Sang pemanah legendaris ini pernah menjadi manusia abadi yang tinggal di istana Kaisar Langit. Namun, ia membuat keputusan untuk menjadi manusia demi membantu umat manusia pada saat dibutuhkan.
Siapa Hou Yi dalam mitologi Tiongkok?
Hou Yi menikah dengan Chang'e, yang kemudian mengkhianatinya dan menjadi dewi bulan. Meskipun Hou Yi dan Chang’e sama-sama merupakan tokoh populer dalam mitologi Tiongkok, hanya sedikit yang diketahui tentang keluarga mereka.
Hou Yi digambarkan sebagai seorang pemuda yang sangat kuat dan tidak berperikemanusiaan. Dia membawa busur besar yang terbuat dari tulang harimau dan anak panahnya dibuat dari urat naga. “Konon hanya Hou Yi yang mampu menarik busurnya itu,” tulis Mae Hamilton di laman Mythopedia.
Dalam seni, Hou Yi biasanya tampil dengan mengenakan pakaian tradisional tentara dan kulit binatang.
Hou Yi dan kisah sepuluh matahari di mitologi Tiongkok
Di masa ketika bumi masih sangat muda, ada sepuluh matahari yang bergantian menerangi planet ini. Saat itu, Kaisar Yao memerintah Tiongkok.
Kaisar Langit memberi tahu sepuluh matahari itu bahwa hanya satu yang boleh bermain di langit dalam satu waktu. Tujuannya agar kesepuluh matahari itu tidak menghancurkan bumi. Namun, karena masih muda, mereka memutuskan bahwa bermain bersama akan jauh lebih menyenangkan daripada sendirian.
Ketika kesepuluh matahari muncul di langit, suhu di bumi menjadi sangat panas. Bencana massal pun terjadi. “Tumbuhan layu dan orang-orang pingsan di jalanan saat bumi mulai terbakar,” ungkap Hamilton. Melihat adanya peluang untuk melakukan kerusuhan, monster muncul dari bayang-bayang dan mulai memangsa umat manusia.

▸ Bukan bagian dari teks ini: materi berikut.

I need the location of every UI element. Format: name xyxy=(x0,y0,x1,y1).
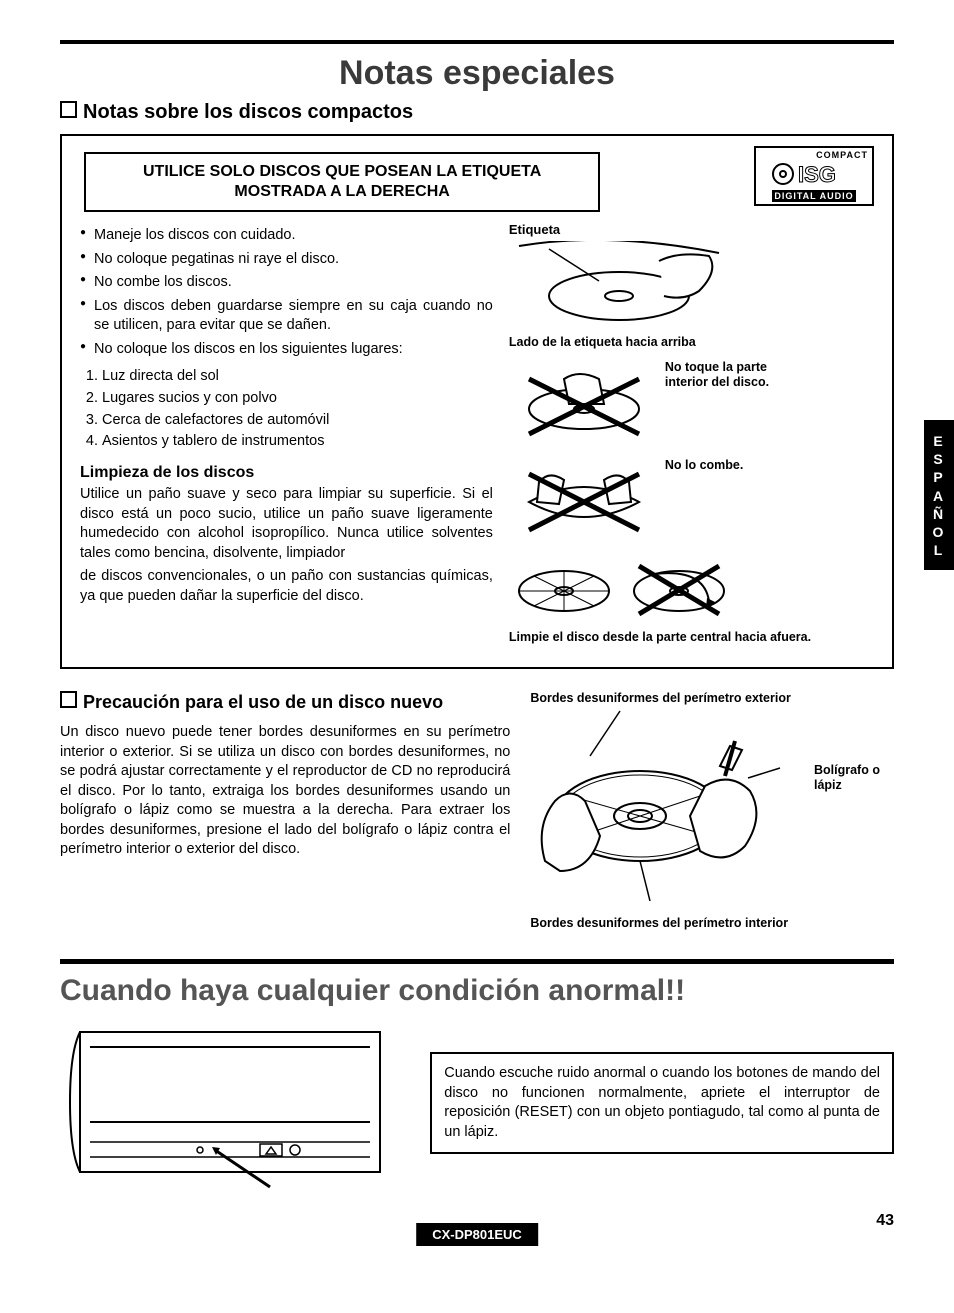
two-column-layout: Maneje los discos con cuidado. No coloqu… xyxy=(80,222,874,655)
num-item: Lugares sucios y con polvo xyxy=(102,389,493,409)
num-item: Luz directa del sol xyxy=(102,367,493,387)
num-item: Cerca de calefactores de automóvil xyxy=(102,411,493,431)
hand-disc-icon xyxy=(509,241,729,331)
section1-heading-text: Notas sobre los discos compactos xyxy=(83,101,413,123)
section2-heading-text: Precaución para el uso de un disco nuevo xyxy=(83,692,443,712)
abnormal-title: Cuando haya cualquier condición anormal!… xyxy=(60,974,894,1008)
cd-logo-bottom: DIGITAL AUDIO xyxy=(772,190,855,202)
main-title: Notas especiales xyxy=(60,54,894,93)
section2-para: Un disco nuevo puede tener bordes desuni… xyxy=(60,723,510,860)
precaution-section: Precaución para el uso de un disco nuevo… xyxy=(60,691,894,931)
outer-edge-caption: Bordes desuniformes del perímetro exteri… xyxy=(530,691,894,706)
page-footer: 43 CX-DP801EUC xyxy=(60,1212,894,1242)
divider-rule xyxy=(60,959,894,964)
disc-text-icon: ISG xyxy=(798,162,858,186)
label-up-caption: Lado de la etiqueta hacia arriba xyxy=(509,335,874,350)
bullet-item: No coloque pegatinas ni raye el disco. xyxy=(80,250,493,270)
right-column-diagrams: Etiqueta Lado de la etiqueta hacia arrib… xyxy=(509,222,874,655)
no-bend-icon xyxy=(509,462,659,542)
numbered-list: Luz directa del sol Lugares sucios y con… xyxy=(102,367,493,451)
no-touch-caption: No toque la parte interior del disco. xyxy=(665,360,775,390)
cd-logo-top: COMPACT xyxy=(756,150,872,160)
top-rule xyxy=(60,40,894,44)
bullet-item: No combe los discos. xyxy=(80,273,493,293)
no-touch-icon xyxy=(509,364,659,444)
bullet-list: Maneje los discos con cuidado. No coloqu… xyxy=(80,226,493,359)
svg-text:ISG: ISG xyxy=(798,162,836,186)
compact-disc-logo: COMPACT ISG DIGITAL AUDIO xyxy=(754,146,874,206)
cleaning-para2: de discos convencionales, o un paño con … xyxy=(80,567,493,606)
cd-logo-graphic: ISG xyxy=(756,162,872,186)
pen-caption: Bolígrafo o lápiz xyxy=(814,763,894,793)
inner-edge-caption: Bordes desuniformes del perímetro interi… xyxy=(530,916,894,931)
notes-box: COMPACT ISG DIGITAL AUDIO UTILICE SOLO D… xyxy=(60,134,894,669)
bullet-item: No coloque los discos en los siguientes … xyxy=(80,340,493,360)
abnormal-instructions-box: Cuando escuche ruido anormal o cuando lo… xyxy=(430,1052,894,1154)
precaution-diagram: Bordes desuniformes del perímetro exteri… xyxy=(530,691,894,931)
diagram-no-touch: No toque la parte interior del disco. xyxy=(509,360,874,448)
checkbox-icon xyxy=(60,691,77,708)
page-content: Notas especiales Notas sobre los discos … xyxy=(0,0,954,1272)
etiqueta-label: Etiqueta xyxy=(509,222,560,237)
left-column: Maneje los discos con cuidado. No coloqu… xyxy=(80,222,493,655)
cleaning-heading: Limpieza de los discos xyxy=(80,462,493,484)
abnormal-row: Cuando escuche ruido anormal o cuando lo… xyxy=(60,1022,894,1192)
clean-caption: Limpie el disco desde la parte central h… xyxy=(509,630,874,645)
diagram-label-side: Etiqueta Lado de la etiqueta hacia arrib… xyxy=(509,222,874,350)
diagram-no-bend: No lo combe. xyxy=(509,458,874,546)
clean-direction-icon xyxy=(509,556,739,626)
bullet-item: Maneje los discos con cuidado. xyxy=(80,226,493,246)
page-number: 43 xyxy=(876,1212,894,1230)
bullet-item: Los discos deben guardarse siempre en su… xyxy=(80,297,493,336)
banner: UTILICE SOLO DISCOS QUE POSEAN LA ETIQUE… xyxy=(84,152,600,212)
diagram-clean: Limpie el disco desde la parte central h… xyxy=(509,556,874,645)
device-illustration xyxy=(60,1022,410,1192)
model-badge: CX-DP801EUC xyxy=(416,1223,538,1246)
checkbox-icon xyxy=(60,101,77,118)
num-item: Asientos y tablero de instrumentos xyxy=(102,432,493,452)
section1-heading: Notas sobre los discos compactos xyxy=(60,101,894,124)
no-bend-caption: No lo combe. xyxy=(665,458,745,473)
precaution-left: Precaución para el uso de un disco nuevo… xyxy=(60,691,510,931)
cleaning-para1: Utilice un paño suave y seco para limpia… xyxy=(80,485,493,563)
car-stereo-icon xyxy=(60,1022,400,1192)
new-disc-pen-icon xyxy=(530,706,810,916)
section2-heading: Precaución para el uso de un disco nuevo xyxy=(60,691,510,713)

Seorang pemanah terampil bernama Hou Yi melihat kehancuran yang disebabkan oleh matahari. Maka ia pun segera menemui Kaisar Langit. Dia memberi tahu bahwa jika matahari tidak berperilaku baik, dia harus menembak jatuh mereka untuk menyelamatkan bumi.
Khawatir akan nyawa cucu-cucunya, Kaisar Langit memarahi mereka dan memohon agar mereka kembali ke rumah. Namun matahari sedang bersenang-senang, sehingga mereka tidak dapat mendengar Kaisar Langit karena suara tawa mereka sendiri.